Retro Readings
ABOUT RETRO READINGS
In our Retro Readings courses, students receive a “close reading” experience, the
hallmark of a liberal arts education. Faculty experts partner with honors students
from all colleges in a 75-minute, seminar-style discussion in which they view classic
works through a contemporary lens. Courses may focus on an author, an artist, a composer
or even a revolutionary idea.
Note: Honors College Retro Readings courses no longer require an application. Register as early as possible on UA Connect during your enrollment period to ensure you get a seat in these courses. When registering, register only for one hour of credit for a Retro Reading.
Ozarkers
Class will meet Thursdays, 2:00-3:15 p.m., Fall 2022
The Ozarks is a place often described by outsiders: hillbillies, moonshiners, regressive,
insular, and more. But how have Ozarkers thought about themselves over the years?
What are these assumptive descriptions really saying? And how is this region redefined
in the age of Walmart and Netflix? By joining classic texts from the Arkansas and
Missouri uplands (spanning folklore to science fiction) with healthy doses of history,
nature writing, and anthropology, students will explore how Ozarkers have been engaged
in meaning-making in this place during the American Century--and maybe help redefine
these old hills.
Professor Jared Phillips of International and Global Studies will lead this course.

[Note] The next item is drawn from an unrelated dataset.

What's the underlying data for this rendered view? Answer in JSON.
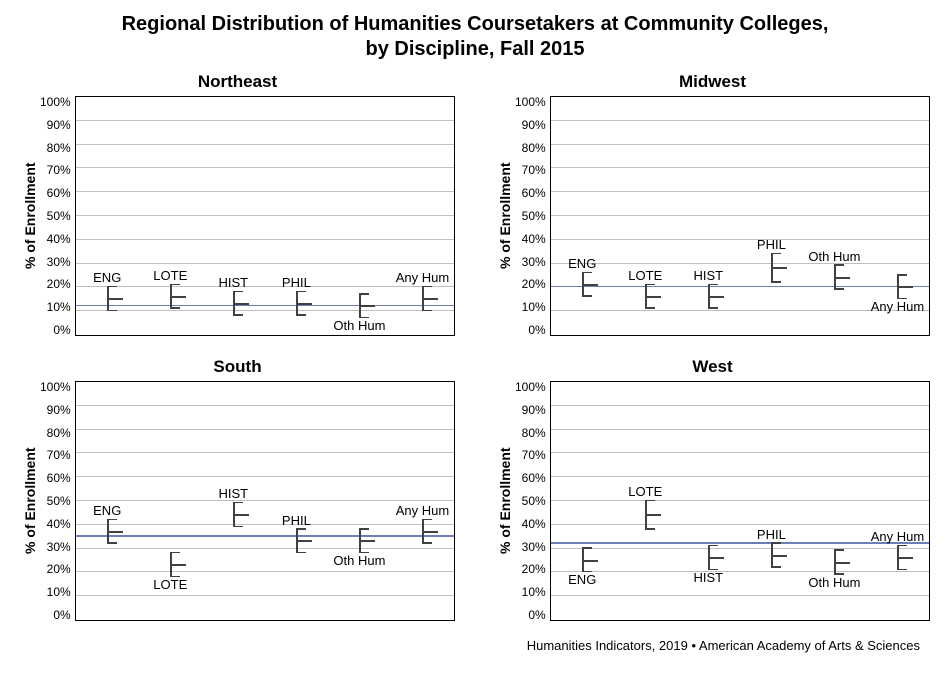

Visit the Ozarkers course web page for more information.
ten really bad emperors

Class will meet Mondays, 5:00-6:15 p.m., Fall 2022
They fiddled while their kingdoms burned. They imposed reigns of terror while building entire armies to guard them in the afterlife. Their personal lives were so decadent that they have become bywords for depravity. Now 10 Really Bad Emperors will explore some of the most infamous rulers in history across time and space, from Roman Caesars and Muslim Caliphs, to Ottoman Sultans and Chinese Emperors.

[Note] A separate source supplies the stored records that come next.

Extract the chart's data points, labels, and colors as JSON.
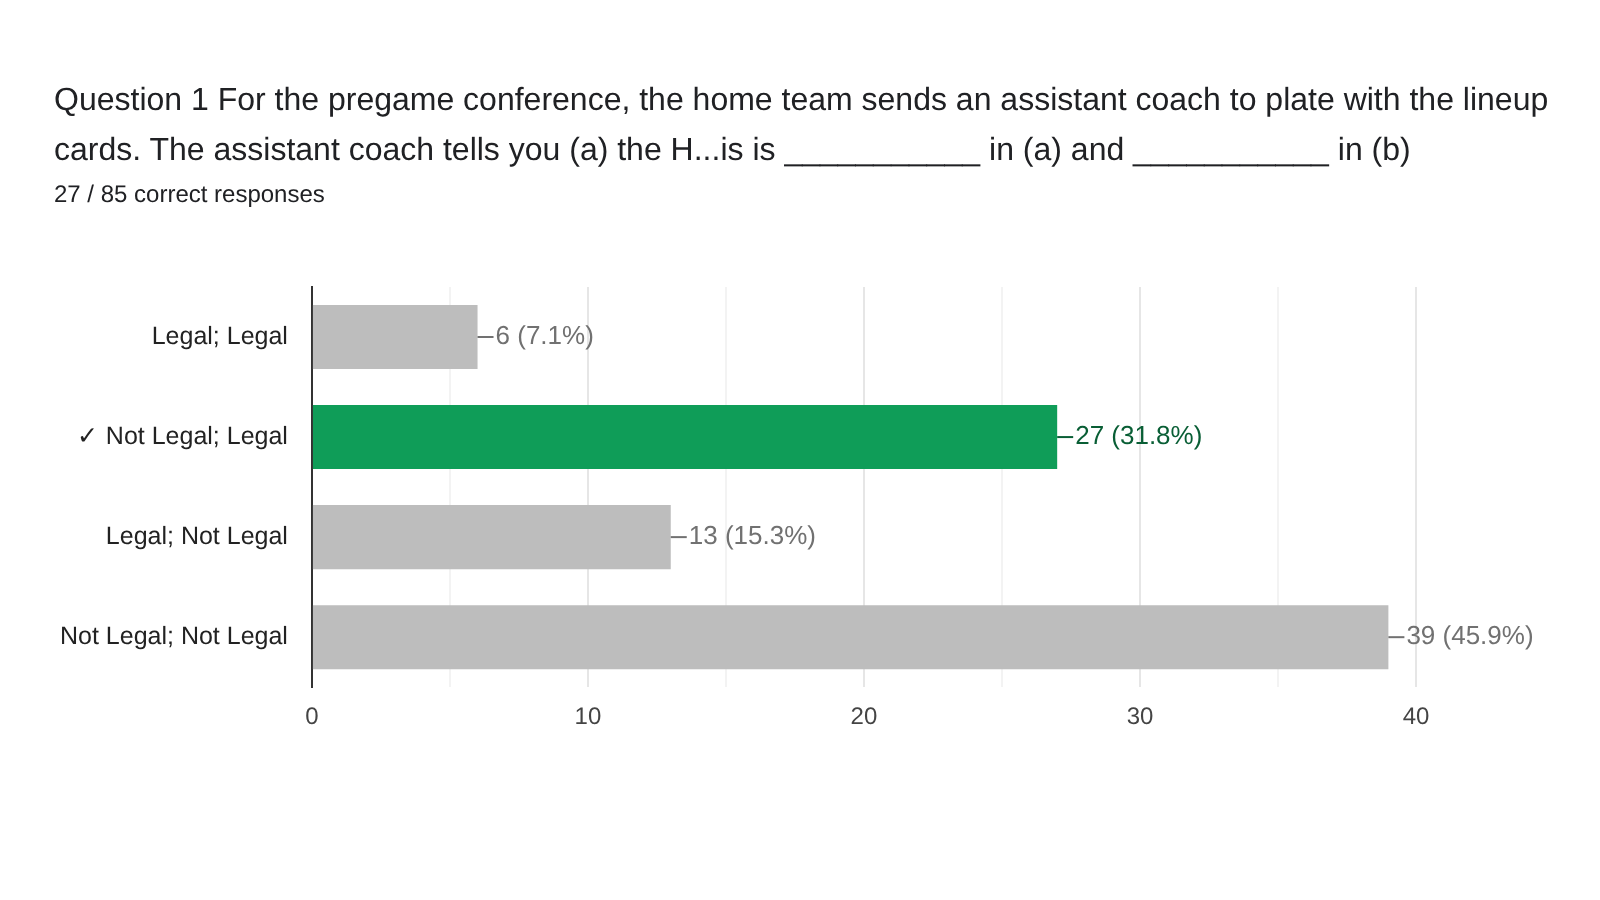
{
  "chart_data": {
    "type": "bar",
    "orientation": "horizontal",
    "title": "Question 1  For the pregame conference, the home team sends an assistant coach to plate with the lineup cards.  The assistant coach tells you (a) the H...is is ___________ in (a) and ___________ in (b)",
    "subtitle": "27 / 85 correct responses",
    "categories": [
      "Legal; Legal",
      "✓ Not Legal; Legal",
      "Legal; Not Legal",
      "Not Legal; Not Legal"
    ],
    "values": [
      6,
      27,
      13,
      39
    ],
    "colors": [
      "#bdbdbd",
      "#0f9d58",
      "#bdbdbd",
      "#bdbdbd"
    ],
    "value_labels": [
      "6 (7.1%)",
      "27 (31.8%)",
      "13 (15.3%)",
      "39 (45.9%)"
    ],
    "xlim": [
      0,
      40
    ],
    "xticks": [
      0,
      {
        "value": 5,
        "label": null
      },
      10,
      {
        "value": 15,
        "label": null
      },
      20,
      {
        "value": 25,
        "label": null
      },
      30,
      {
        "value": 35,
        "label": null
      },
      40
    ],
    "grid": "x",
    "legend": false
  }
}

Each week 12 honors students will examine a different bad emperor in-depth in a seminar
discussion with sources ranging across thousands of years of history and multiple
perspectives, from both those they oppressed and those who supported and even loved
them, to gain the fullest view of these emperors. We will consider the historiography
to understand how each emperor earned their reputation for “badness” both during and
after their reigns. And we will look at how deserved their reputations really are,
and how much may be propaganda and later legend. Through a comparative approach we
will grapple with how different cultures construct “badness” and why some themes are
universal across the bad emperors. Finally, we will examine the continuing lives of
the bad emperors and how they continue to be used as exemplars of “badness” throughout
history up to the present day, especially in comparison with modern bad “emperors.”